How to make type optional if and only if it is not so?

Question

I need to write some foo function like so:

func foo<T>(_ v : T) -> R
{
    // ...
}

Here R should be T if T is an optional type and T? if it is not so. How can I achieve this goal?

Answer 1

You can overload foo to specify the different two cases.

// Dummy protocol for this example to allow a concrete dummy T instance
// return in case the provided T? argument is nil (in your actual
// implementation you might have other logic to fix this scenario).
protocol SimplyInitializable { init() }
extension Int : SimplyInitializable {}

func foo<T>(_ v : T) -> T? {
    print("Non-optional argument; optional return type")
    return v
}

func foo<T: SimplyInitializable>(_ v : T?) -> T {
    print("Optional argument; Non-optional return type")
    return v ?? T()
}

let a = 1        // Int
let b: Int? = 1  // Int?

foo(a) // Non-optional argument; optional return type
foo(b) // Optional argument; Non-optional return type

A method with an optional T parameter (T?) may always be called by a non-optional argument T, but there will be an implicit conversion done (backend); hence if an overload with a non-optional parameter T is available, it will take precedence in overload resolution when invoked with a non-optional argument T, as there will be no need of an implicit conversion to T?.
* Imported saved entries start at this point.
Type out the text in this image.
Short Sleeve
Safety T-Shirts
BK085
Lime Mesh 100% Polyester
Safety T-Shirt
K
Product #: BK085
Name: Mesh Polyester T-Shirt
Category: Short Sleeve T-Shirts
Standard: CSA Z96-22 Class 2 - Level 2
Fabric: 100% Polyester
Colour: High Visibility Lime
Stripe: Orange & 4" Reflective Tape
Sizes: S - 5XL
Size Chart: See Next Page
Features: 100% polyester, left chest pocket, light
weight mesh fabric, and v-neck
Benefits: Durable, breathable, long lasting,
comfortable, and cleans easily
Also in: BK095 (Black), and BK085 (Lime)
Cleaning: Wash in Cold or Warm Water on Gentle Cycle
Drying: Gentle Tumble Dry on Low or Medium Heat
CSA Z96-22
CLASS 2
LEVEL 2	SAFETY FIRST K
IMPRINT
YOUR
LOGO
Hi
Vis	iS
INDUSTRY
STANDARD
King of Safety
For details regarding the implicit conversion from a T to T?, see:

• Swift: Compiler's conversion from type to optional type

Swift provides a number of special, builtin behaviors involving this library type:

• There is an implicit conversion from any type T to the corresponding optional type T?.

Answer 2

You cannot achieve this in Swift. You are better off declaring the function with optional argument and result and just handling it as an optional wherever you use this function:

func foo<T>(_ v : T?) -> T?
{
    // ...
}